“Eight great measures” have been approved by the Council of Ministers today designed to ‘accelerate the expulsion of illegal migrants’.
The new ‘law of return’ was powered by the conundrum facing authorities last year when a boatload of 38 Moroccans arrived on the south coast on a balmy summer evening last year – and claimed asylum (even though they were not fleeing a war or any obvious persecution).
The legal process required to expel them took so long that they all managed to ‘disappear’ (no-one can tell where to, but more than likely to ‘another European country’). Exactly the same result has come in practically all cases of arrivals from Morocco: authorities have held them for as long as legally possible – and then lost track of them.
Announcing the new measures this afternoon, minister for the presidency, António Leitão Amaro, said “laws are to be complied with. Whoever does not will have to pay the consequences.”
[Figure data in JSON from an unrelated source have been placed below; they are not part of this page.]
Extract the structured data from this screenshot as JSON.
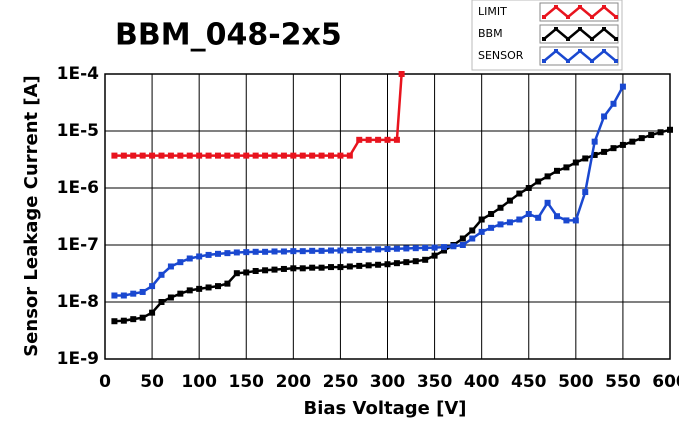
{
  "chart_data": {
    "type": "line",
    "title": "BBM_048-2x5",
    "xlabel": "Bias Voltage [V]",
    "ylabel": "Sensor Leakage Current [A]",
    "xlim": [
      0,
      600
    ],
    "xticks": [
      0,
      50,
      100,
      150,
      200,
      250,
      300,
      350,
      400,
      450,
      500,
      550,
      600
    ],
    "ylim": [
      1e-09,
      0.0001
    ],
    "log_y": true,
    "yticks": [
      {
        "value": 1e-09,
        "label": "1E-9"
      },
      {
        "value": 1e-08,
        "label": "1E-8"
      },
      {
        "value": 1e-07,
        "label": "1E-7"
      },
      {
        "value": 1e-06,
        "label": "1E-6"
      },
      {
        "value": 1e-05,
        "label": "1E-5"
      },
      {
        "value": 0.0001,
        "label": "1E-4"
      }
    ],
    "grid": true,
    "legend": "top-right",
    "series": [
      {
        "name": "LIMIT",
        "color": "#e8141e",
        "x": [
          10,
          20,
          30,
          40,
          50,
          60,
          70,
          80,
          90,
          100,
          110,
          120,
          130,
          140,
          150,
          160,
          170,
          180,
          190,
          200,
          210,
          220,
          230,
          240,
          250,
          260,
          270,
          280,
          290,
          300,
          310,
          315
        ],
        "values": [
          3.7e-06,
          3.7e-06,
          3.7e-06,
          3.7e-06,
          3.7e-06,
          3.7e-06,
          3.7e-06,
          3.7e-06,
          3.7e-06,
          3.7e-06,
          3.7e-06,
          3.7e-06,
          3.7e-06,
          3.7e-06,
          3.7e-06,
          3.7e-06,
          3.7e-06,
          3.7e-06,
          3.7e-06,
          3.7e-06,
          3.7e-06,
          3.7e-06,
          3.7e-06,
          3.7e-06,
          3.7e-06,
          3.7e-06,
          7e-06,
          7e-06,
          7e-06,
          7e-06,
          7e-06,
          0.0001
        ]
      },
      {
        "name": "BBM",
        "color": "#000000",
        "x": [
          10,
          20,
          30,
          40,
          50,
          60,
          70,
          80,
          90,
          100,
          110,
          120,
          130,
          140,
          150,
          160,
          170,
          180,
          190,
          200,
          210,
          220,
          230,
          240,
          250,
          260,
          270,
          280,
          290,
          300,
          310,
          320,
          330,
          340,
          350,
          360,
          370,
          380,
          390,
          400,
          410,
          420,
          430,
          440,
          450,
          460,
          470,
          480,
          490,
          500,
          510,
          520,
          530,
          540,
          550,
          560,
          570,
          580,
          590,
          600
        ],
        "values": [
          4.6e-09,
          4.7e-09,
          5e-09,
          5.3e-09,
          6.5e-09,
          1e-08,
          1.2e-08,
          1.4e-08,
          1.6e-08,
          1.7e-08,
          1.8e-08,
          1.9e-08,
          2.1e-08,
          3.2e-08,
          3.3e-08,
          3.5e-08,
          3.6e-08,
          3.7e-08,
          3.8e-08,
          3.9e-08,
          3.9e-08,
          4e-08,
          4e-08,
          4.1e-08,
          4.1e-08,
          4.2e-08,
          4.3e-08,
          4.4e-08,
          4.5e-08,
          4.6e-08,
          4.8e-08,
          5e-08,
          5.2e-08,
          5.5e-08,
          6.5e-08,
          8e-08,
          1e-07,
          1.3e-07,
          1.8e-07,
          2.8e-07,
          3.5e-07,
          4.5e-07,
          6e-07,
          8e-07,
          1e-06,
          1.3e-06,
          1.6e-06,
          2e-06,
          2.3e-06,
          2.8e-06,
          3.3e-06,
          3.8e-06,
          4.3e-06,
          5e-06,
          5.7e-06,
          6.5e-06,
          7.5e-06,
          8.5e-06,
          9.5e-06,
          1.05e-05
        ]
      },
      {
        "name": "SENSOR",
        "color": "#1a48d0",
        "x": [
          10,
          20,
          30,
          40,
          50,
          60,
          70,
          80,
          90,
          100,
          110,
          120,
          130,
          140,
          150,
          160,
          170,
          180,
          190,
          200,
          210,
          220,
          230,
          240,
          250,
          260,
          270,
          280,
          290,
          300,
          310,
          320,
          330,
          340,
          350,
          360,
          370,
          380,
          390,
          400,
          410,
          420,
          430,
          440,
          450,
          460,
          470,
          480,
          490,
          500,
          510,
          520,
          530,
          540,
          550
        ],
        "values": [
          1.3e-08,
          1.3e-08,
          1.4e-08,
          1.5e-08,
          1.9e-08,
          3e-08,
          4.2e-08,
          5e-08,
          5.8e-08,
          6.3e-08,
          6.7e-08,
          7e-08,
          7.2e-08,
          7.4e-08,
          7.5e-08,
          7.6e-08,
          7.6e-08,
          7.7e-08,
          7.7e-08,
          7.8e-08,
          7.8e-08,
          7.9e-08,
          7.9e-08,
          8e-08,
          8e-08,
          8.1e-08,
          8.2e-08,
          8.3e-08,
          8.4e-08,
          8.5e-08,
          8.6e-08,
          8.7e-08,
          8.8e-08,
          8.9e-08,
          9e-08,
          9.2e-08,
          9.5e-08,
          1e-07,
          1.3e-07,
          1.7e-07,
          2e-07,
          2.3e-07,
          2.5e-07,
          2.8e-07,
          3.5e-07,
          3e-07,
          5.5e-07,
          3.2e-07,
          2.7e-07,
          2.7e-07,
          8.5e-07,
          6.5e-06,
          1.8e-05,
          3e-05,
          6e-05
        ]
      }
    ]
  }
}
It was Leitão who described the new measures as “great”. They are as follows:
- elimination of administrative duplication in the notification of voluntary departure;
- provision of incentives to prioritise voluntary departure and return;
- extension of detention periods in temporary accommodation centres – the current 60 days “are clearly unworkable”, said Amaro. “We propose six months, extendable by a further six months”;
- prevention of the use of asylum applications and refugee status as a delaying tactic to postpone or prevent removal;
- reduction of cases where appeals have suspensive effect;
- establishing that detention is a subsidiary measure, that is, the last resort to be imposed;
- review of the criteria preventing expulsion – “the range of reasons leading to requests not to proceed with expulsion is very broad”; it is necessary to require effective and permanent residence;
- extending periods of prohibition on re-entry into national territory for those who are forcibly removed.